In turn-based mode, it's much easier to sneak around and avoid enemy vision cones, because they aren't constantly moving around. This gives you more fine control over your party as you navigate traps, too. Fiddling around in the menus and your inventory doesn't pause the game, which is a problem in real-time mode, but not an issue at all if you're in turn-based mode.
The Guidance cantrip is your best friend
Guidance is the bane of tabletop DMs, because every time a player is asked to roll for Perception or Deception or Intimidation or whatever the check is, the party's Cleric will say, "Oh, um, can we say I gave them Guidance before this?" Baldur's Gate 3 is an agreeable DM: It says yes every time, allowing you to add Guidance to any skill check as it happens, adding a d4 to the roll. That d4 has several times been the difference between a pass or fail for me. Guidance is a Cleric and Druid cantrip, and Shadowheart knows it, if you're bringing her along.
The Friends cantrip is also extremely useful for dialogue checks. It's an enchantment, so your wizards and bards can get it, and it gives you Advantage, meaning you roll twice instead of once, picking the dice with the highest roll.
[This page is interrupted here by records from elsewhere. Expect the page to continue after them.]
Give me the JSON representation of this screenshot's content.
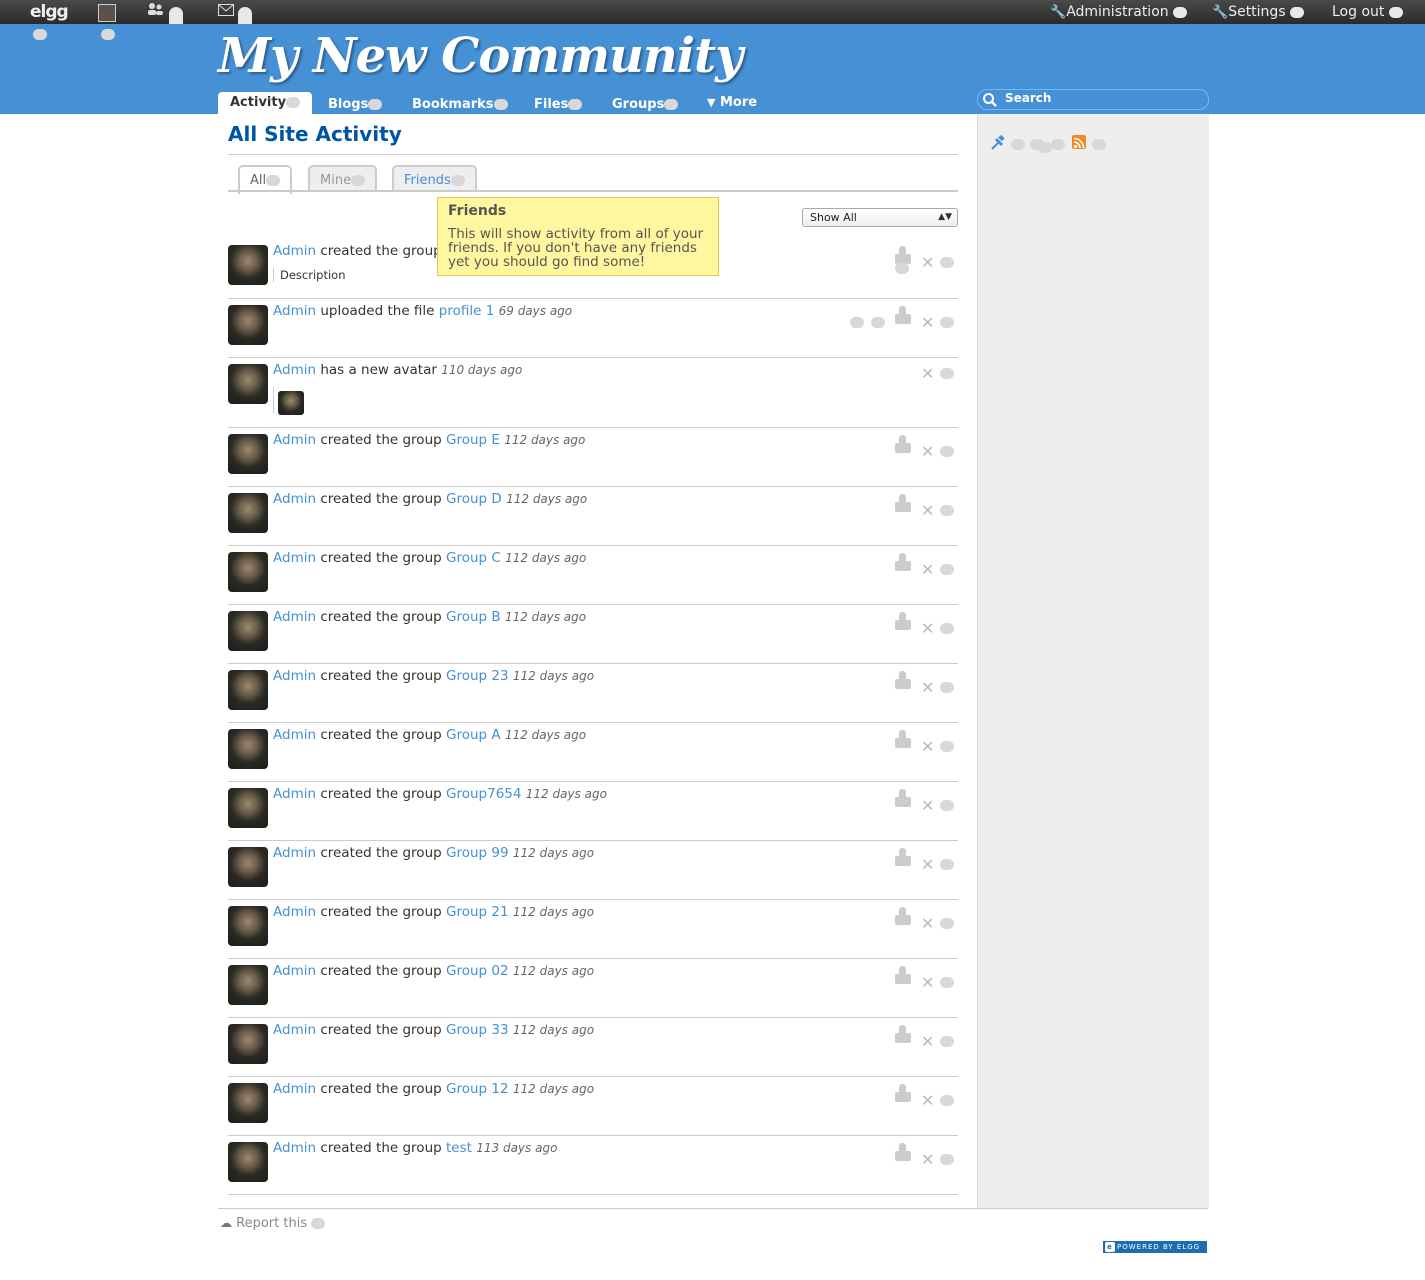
{
  "topbar": {
    "logo": "elgg",
    "admin_label": "Administration",
    "settings_label": "Settings",
    "logout_label": "Log out"
  },
  "header": {
    "site_title": "My New Community",
    "nav": [
      {
        "label": "Activity",
        "active": true
      },
      {
        "label": "Blogs"
      },
      {
        "label": "Bookmarks"
      },
      {
        "label": "Files"
      },
      {
        "label": "Groups"
      },
      {
        "label": "More",
        "icon": "caret-down-icon"
      }
    ],
    "search_placeholder": "Search"
  },
  "main": {
    "title": "All Site Activity",
    "filter_tabs": [
      {
        "label": "All",
        "active": true
      },
      {
        "label": "Mine"
      },
      {
        "label": "Friends"
      }
    ],
    "tooltip": {
      "title": "Friends",
      "body": "This will show activity from all of your friends. If you don't have any friends yet you should go find some!"
    },
    "type_filter": "Show All",
    "items": [
      {
        "actor": "Admin",
        "verb": "created the group",
        "object": "",
        "time": "",
        "description": "Description"
      },
      {
        "actor": "Admin",
        "verb": "uploaded the file",
        "object": "profile 1",
        "time": "69 days ago"
      },
      {
        "actor": "Admin",
        "verb": "has a new avatar",
        "object": "",
        "time": "110 days ago"
      },
      {
        "actor": "Admin",
        "verb": "created the group",
        "object": "Group E",
        "time": "112 days ago"
      },
      {
        "actor": "Admin",
        "verb": "created the group",
        "object": "Group D",
        "time": "112 days ago"
      },
      {
        "actor": "Admin",
        "verb": "created the group",
        "object": "Group C",
        "time": "112 days ago"
      },
      {
        "actor": "Admin",
        "verb": "created the group",
        "object": "Group B",
        "time": "112 days ago"
      },
      {
        "actor": "Admin",
        "verb": "created the group",
        "object": "Group 23",
        "time": "112 days ago"
      },
      {
        "actor": "Admin",
        "verb": "created the group",
        "object": "Group A",
        "time": "112 days ago"
      },
      {
        "actor": "Admin",
        "verb": "created the group",
        "object": "Group7654",
        "time": "112 days ago"
      },
      {
        "actor": "Admin",
        "verb": "created the group",
        "object": "Group 99",
        "time": "112 days ago"
      },
      {
        "actor": "Admin",
        "verb": "created the group",
        "object": "Group 21",
        "time": "112 days ago"
      },
      {
        "actor": "Admin",
        "verb": "created the group",
        "object": "Group 02",
        "time": "112 days ago"
      },
      {
        "actor": "Admin",
        "verb": "created the group",
        "object": "Group 33",
        "time": "112 days ago"
      },
      {
        "actor": "Admin",
        "verb": "created the group",
        "object": "Group 12",
        "time": "112 days ago"
      },
      {
        "actor": "Admin",
        "verb": "created the group",
        "object": "test",
        "time": "113 days ago"
      }
    ]
  },
  "footer": {
    "report_label": "Report this",
    "powered_by": "POWERED BY ELGG"
  }
}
You can and should split up the party sometimes
There's a group mode icon below your character portraits on the left side of the screen. Click it, and they'll exit formation and you can move them individually without the others trying to follow. Park the team in a safe place and let your Rogue sneak ahead to pass difficult stealth checks, or let one of your more athletic types leap across gaps and recover treasure.
It's also essential for positioning your party members before a big fight kicks off. If everyone is grouped together, a single fireball can spell disaster. Stick your ranged characters up high, put your Rogues in dark places where they can stay in stealth, keep your Wizards back and put your Fighters on the frontline.
You can activate levers and buttons with arrows
To progress through a dungeon you'll sometimes need to hit a lever or a button that's out of reach, but this isn't a problem at all. All you need to do is fire an arrow at it, which for inanimate targets has a 100% success chance even if they are out of optimal range.
If you need all your party to stand on a moving platform and activate a lever to move it, you can use arrows here, too, or summon Mage Hand, a big spooky hand that serves as a temporary companion that can interact with the environment.
Bring a spade with you everywhere
As you're wandering around you'll roll skill checks passively to see if you can spot hidden things, including mounds of dirt where treasure is buried. These can only be dug up if, you've guessed it, you've got a spade handy.
Luckily, you'll encounter a mound of dirt with a spade already stuck in it next to the nautiloid crash site, just before you reach the Enclave with all the Druids and tieflings. You'll find spades throughout the game, but you might as well just bring this one around with you everywhere.
If you can talk to an enemy before a fight begins, you can probably avoid violence
When you'd prefer to spend a bit of time just traipsing around and not murdering things, it's surprisingly easy to avoid a lot of fights. Plenty of encounters will start with a dialogue sequence, which often includes skill checks to talk your way out of a scrape.
You can intimidate, persuade or deceive potential enemies, and there are a lot of class-specific dialogue options that serve a similar purpose. You might even be able to get a reward out of it, scaring your conversation partner into giving you some gold so you don't murder them.
Roll a Bard
Look, every class has its advantages and cool hooks, but Bards rule. They are the perfect player character. You can sneak, you can cast spells, you can buff your party with music and if you pick the College of Valor or College of Swords subclasses you can also hold your own in a fight.
As a Bard, you can even make a bit of cash by putting on impromptu musical performances for crowds, who will then gather around to dance, clap and pay you for your services. It's not going to net you nearly as much gold as a dungeon delve, but you also won't get sprayed with acid or pushed into a bottomless chasm.